By the time we made it back to my neighborhood, I’d only hit two curbs, which I considered a reasonable success for a first-time driver. Of course, we did lose the passenger side mirror to a rogue sign I didn’t spot quickly enough, but I figured that at the end of the day, it didn’t really matter. Claude was going to murder me, whether I returned his car perfectly intact or not.

Ideally, I’d find and get the stuff with Sora sorted before he came calling.

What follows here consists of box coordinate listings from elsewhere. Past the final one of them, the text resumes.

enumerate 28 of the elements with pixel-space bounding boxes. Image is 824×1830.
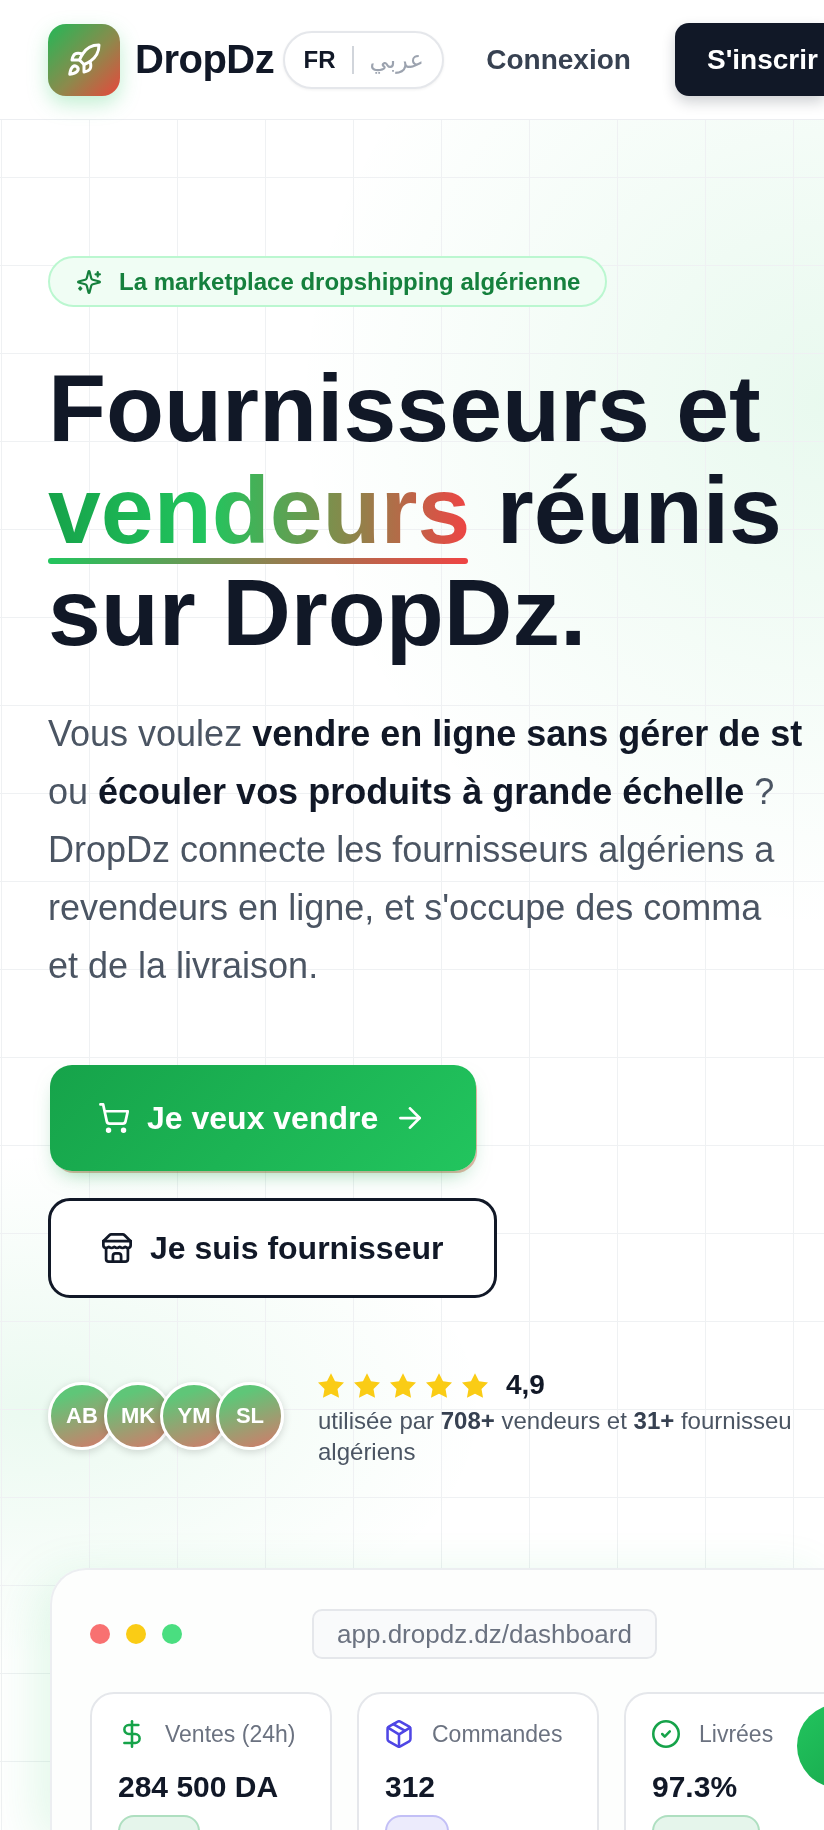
stat-value: 284 500 DA	[118, 1769, 280, 1805]
stat-value: 312	[385, 1769, 437, 1805]
login-link[interactable]: Connexion	[486, 43, 631, 76]
stat-label: Livrées	[699, 1720, 774, 1748]
star-icon	[426, 1372, 452, 1398]
signup-button[interactable]: S'inscrir	[675, 23, 824, 96]
stat-value: 97.3%	[652, 1769, 739, 1805]
star-icon	[390, 1372, 416, 1398]
star-icon	[462, 1372, 488, 1398]
star-icon	[318, 1372, 344, 1398]
store-icon	[102, 1233, 132, 1263]
supplier-button[interactable]: Je suis fournisseur	[48, 1198, 498, 1298]
cart-icon	[99, 1103, 129, 1133]
stat-label: Commandes	[432, 1720, 563, 1748]
usage-text: utilisée par 708+ vendeurs et 31+ fournisseu algériens	[318, 1406, 792, 1467]
rating-value: 4,9	[506, 1369, 545, 1401]
brand-name: DropDz	[135, 37, 275, 82]
headline: Fournisseurs et vendeurs réunis sur DropDz.	[48, 357, 783, 663]
star-icon	[354, 1372, 380, 1398]
address-bar: app.dropdz.dz/dashboard	[312, 1609, 657, 1659]
arrow-right-icon	[399, 1107, 422, 1129]
stat-label: Ventes (24h)	[165, 1720, 296, 1748]
intro-paragraph: Vous voulez vendre en ligne sans gérer de st ou écouler vos produits à grande échelle ? DropDz connecte les fournisseurs algériens a revendeurs en ligne, et s'occupe des comma et de la livraison.	[48, 712, 803, 988]
avatar: SL	[216, 1382, 284, 1450]
language-option[interactable]: FR	[303, 44, 336, 75]
sparkle-icon	[77, 269, 101, 294]
rocket-logo-icon[interactable]	[48, 23, 120, 96]
tagline-text: La marketplace dropshipping algérienne	[119, 267, 581, 296]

When I parked the SUV outside of Frank’s—poorly, judging by Thorne’s condescending smirk—the brief flare of hope I’d allowed myself deflated. The diner was still dark and locked. It was past midnight though, so I wasn’t sure what I’d been expecting. Even if Sora had made it back tonight, she wouldn’t still be serving downstairs.

Thorne stayed by the car while Kieran and I ran upstairs. The apartment was just as I’d left it before, no sign that Sora had been by in my absence at all. Swallowing my disappointment, I went into my room to change. There wasn’t time to wallow or worry more than I already had. The more leads that dried up, the more convinced I became that something was very, very wrong. Whatever Sora was caught up in, something told me that I was better off facing it in something a little more stealth than a short dress.

“Mareena?” Kieran asked, startling me with the use of my actual name. His back was turned to me as I buttoned up my jeans and threw on a dark T-shirt. “What exactly is the plan here?”

“What do you mean? Claude said he saw Sora at House of Wrath’s compound today. So, we go there and either find her or someone who can point us in the right direction.” I walked past him, into the kitchen. The food I’d left for Menace was gone, which meant he’d been back for his dinner already and was probably already camped out for the night. I tossed a flashlight, old map, and whatever else looked like it might be useful into my bag, making a mental note to grab a knife from the diner before I left.

When I turned to head back down the stairs, Kieran’s arm reached forward, stopping me. “I don’t like this.” He shook his head. “This is dangerous and reckless and you’re going to get yourself killed.”

I shot him a look. “Good thing I have a guardian angel then, isn’t it?”

“What are the odds that she’s even there?” He turned away from me, then scrubbed his hands over his face, tugging at his hair with frustration. He winced, then dropped the ringed hand back to his side. Then he let out a deep breath before facing me again, his eyes imploring as they met mine. “Even if that Claude bloke was right and telling you the truth—which, I’m sorry, is a giant fecking leap in the first place—do you have any idea what it means if she’s actually mixed up with the Seven Sons? Or the odds that if they do have her, she’s still alive?”